What are the words you do not yet have? What do you need to say? What are the tyrannies you swallow day by day and attempt to make your own, until you will sicken and die of them, still in silence? Perhaps for some of you here today, I am the face of one of your fears. Because I am a woman, because I am Black, because I am lesbian, because I am myself — a Black woman warrior poet doing my work — come to ask you, are you doing yours? 

Audre Lorde

I first heard these words of Audre Lorde sometime in the late 1970s. At the time, I was a young white woman rebelling against her deeply entrenched Roman Catholic roots to accept herself for who she was, a woman who was sexually and emotionally attracted to other women. Lorde’s words echoed in my head like the incessant cawing of an angry crow trying to chase off a resting red-tailed hawk from her perch in the old oak tree. Perhaps it was the certainty in which she described herself. I didn’t call myself a lesbian then. If I used any label, it was gay. Homosexual was too clinical and before an adequate amount of therapy, which I was still undergoing, words such as lesbian carried for me an accusatory and scandalous tone.

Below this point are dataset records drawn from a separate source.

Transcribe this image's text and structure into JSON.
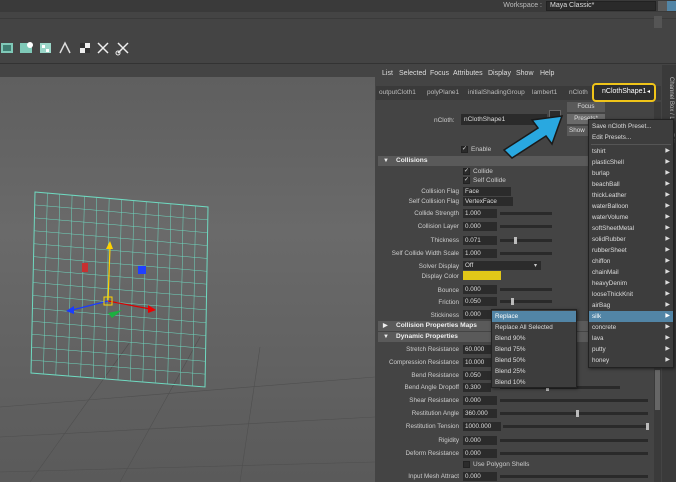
{
  "workspace": {
    "label": "Workspace :",
    "value": "Maya Classic*"
  },
  "ae_menu": [
    "List",
    "Selected",
    "Focus",
    "Attributes",
    "Display",
    "Show",
    "Help"
  ],
  "node_tabs": [
    "outputCloth1",
    "polyPlane1",
    "initialShadingGroup",
    "lambert1",
    "nCloth"
  ],
  "active_tab": "nClothShape1",
  "node_field": {
    "label": "nCloth:",
    "value": "nClothShape1"
  },
  "side_buttons": {
    "focus": "Focus",
    "presets": "Presets*",
    "show": "Show"
  },
  "enable": {
    "label": "Enable",
    "checked": true
  },
  "sections": {
    "collisions": "Collisions",
    "collision_maps": "Collision Properties Maps",
    "dynamic": "Dynamic Properties"
  },
  "collide": {
    "label": "Collide"
  },
  "self_collide": {
    "label": "Self Collide"
  },
  "attributes": {
    "collision_flag": {
      "label": "Collision Flag",
      "value": "Face"
    },
    "self_collision_flag": {
      "label": "Self Collision Flag",
      "value": "VertexFace"
    },
    "collide_strength": {
      "label": "Collide Strength",
      "value": "1.000"
    },
    "collision_layer": {
      "label": "Collision Layer",
      "value": "0.000"
    },
    "thickness": {
      "label": "Thickness",
      "value": "0.071"
    },
    "self_collide_width_scale": {
      "label": "Self Collide Width Scale",
      "value": "1.000"
    },
    "solver_display": {
      "label": "Solver Display",
      "value": "Off"
    },
    "display_color": {
      "label": "Display Color",
      "color": "#e2c718"
    },
    "bounce": {
      "label": "Bounce",
      "value": "0.000"
    },
    "friction": {
      "label": "Friction",
      "value": "0.050"
    },
    "stickiness": {
      "label": "Stickiness",
      "value": "0.000"
    },
    "stretch_resistance": {
      "label": "Stretch Resistance",
      "value": "60.000"
    },
    "compression_resistance": {
      "label": "Compression Resistance",
      "value": "10.000"
    },
    "bend_resistance": {
      "label": "Bend Resistance",
      "value": "0.050"
    },
    "bend_angle_dropoff": {
      "label": "Bend Angle Dropoff",
      "value": "0.300"
    },
    "shear_resistance": {
      "label": "Shear Resistance",
      "value": "0.000"
    },
    "restitution_angle": {
      "label": "Restitution Angle",
      "value": "360.000"
    },
    "restitution_tension": {
      "label": "Restitution Tension",
      "value": "1000.000"
    },
    "rigidity": {
      "label": "Rigidity",
      "value": "0.000"
    },
    "deform_resistance": {
      "label": "Deform Resistance",
      "value": "0.000"
    },
    "use_polygon_shells": {
      "label": "Use Polygon Shells"
    },
    "input_mesh_attract": {
      "label": "Input Mesh Attract",
      "value": "0.000"
    }
  },
  "preset_menu": {
    "top": [
      "Save nCloth Preset...",
      "Edit Presets..."
    ],
    "items": [
      "tshirt",
      "plasticShell",
      "burlap",
      "beachBall",
      "thickLeather",
      "waterBalloon",
      "waterVolume",
      "softSheetMetal",
      "solidRubber",
      "rubberSheet",
      "chiffon",
      "chainMail",
      "heavyDenim",
      "looseThickKnit",
      "airBag",
      "silk",
      "concrete",
      "lava",
      "putty",
      "honey"
    ],
    "selected": "silk"
  },
  "blend_menu": {
    "items": [
      "Replace",
      "Replace All Selected",
      "Blend 90%",
      "Blend 75%",
      "Blend 50%",
      "Blend 25%",
      "Blend 10%"
    ],
    "selected": "Replace"
  },
  "side_panel_tabs": [
    "Channel Box / Layer Editor"
  ],
  "colors": {
    "accent": "#5285a6",
    "highlight": "#f0c419",
    "arrow": "#29a8e0",
    "grid": "#6fd9c0"
  }
}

Perhaps it was the challenge she presented in paring words such as woman and warrior. Women weren’t supposed to be warriors. Not only did that go against the pervasive patriarchal view of the passive women, it flew in the face of my growing feminist awareness that challenged the giant war machine fostered by men. And yet, here she was, calling herself a black, lesbian, woman warrior poet.

Lorde’s identities, chosen or not, were as much part of her as her arms and legs. She found meaning in her life by living into all of who she was and in doing so, established herself as a person worth listening to – a force to be reckoned with. I ached to possess the confidence to be unapologetically who I was without pretense or suppression. I wanted to know, in no uncertain terms, what my work was. Lorde’s words and her challenge to discover and do my work became a test that I have found myself taking over and over again throughout my life.

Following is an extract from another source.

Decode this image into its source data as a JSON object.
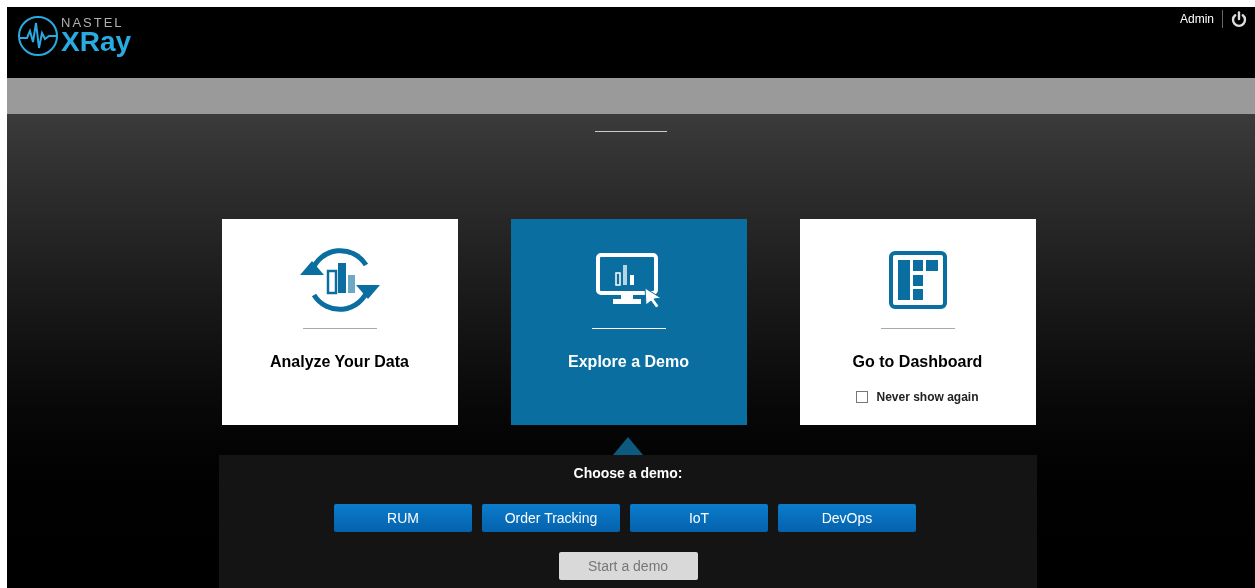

Now more than thirty years later, I am finally able to privately and publicly claim many of the identities that define me. I am an American woman with Northern roots who grew up in and again lives in the South, a white, anti-racist, lesbian-feminist writer and religious leader, a lover and wife, a friend, a women’s basketball devotee, a technology enthusiast, a nature lover, a gardener, a therapist, a trauma responder, and a social justice activist. And I am certain that this list only skims the surface. I am a complex person with a wide-range of skills, varied interests, and numerous passions.

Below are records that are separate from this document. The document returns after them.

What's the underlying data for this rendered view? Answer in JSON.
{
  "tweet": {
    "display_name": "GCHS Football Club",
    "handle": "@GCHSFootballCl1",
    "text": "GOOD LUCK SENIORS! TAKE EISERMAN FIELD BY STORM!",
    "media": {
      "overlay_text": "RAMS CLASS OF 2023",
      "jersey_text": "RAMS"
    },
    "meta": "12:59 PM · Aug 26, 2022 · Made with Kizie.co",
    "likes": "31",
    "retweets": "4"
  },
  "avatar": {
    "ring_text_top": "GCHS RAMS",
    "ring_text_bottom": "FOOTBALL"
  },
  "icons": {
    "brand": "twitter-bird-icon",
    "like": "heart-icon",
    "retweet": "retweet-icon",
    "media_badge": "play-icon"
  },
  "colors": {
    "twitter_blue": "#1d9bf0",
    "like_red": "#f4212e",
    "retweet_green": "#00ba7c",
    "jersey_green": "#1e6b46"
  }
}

As I’ve come to claim my multiple identities, I’ve learned that my work, the work that Audre Lorde calls me to do, is very little about content and all about process. What I do matters little compared to how I do it. I wish I could say I had a moment of enlightenment in which that all become clear. I wish I could say I followed an unambiguous path to defining my work. I wish I had the magic solution that I could package and give to anyone struggling with the same questions.

Sometimes I am envious of people whose life is defined around a singular passion and it seems everything they do is focused on that one thing. We all know about people like that – athletes, scientists, politicians, peace activists, and musicians. It doesn’t really matter what their profession is, when you think of that person, you think of that thing. It’s how they spend their time, how they spend their resources, what they talk about, what consumes them. I struggle with that idea for myself. Is it a sign of immaturity that I can’t settle on the one thing that defines who I am? Or are my diverse identities and passions a sign of strength?

It’s a romantic notion in a way – to be thought of by your one passion, to be seen as the person that does or knows one thing better than anyone else. Without people like this, from Martin Luther King to Yo Yo Ma, from Mother Teresa to Steve Jobs, the world would be a poorer place. We have a need to witness people exercising an undeterred commitment to achieving their goals.  We admire those people and, in many cases, try to emulate them.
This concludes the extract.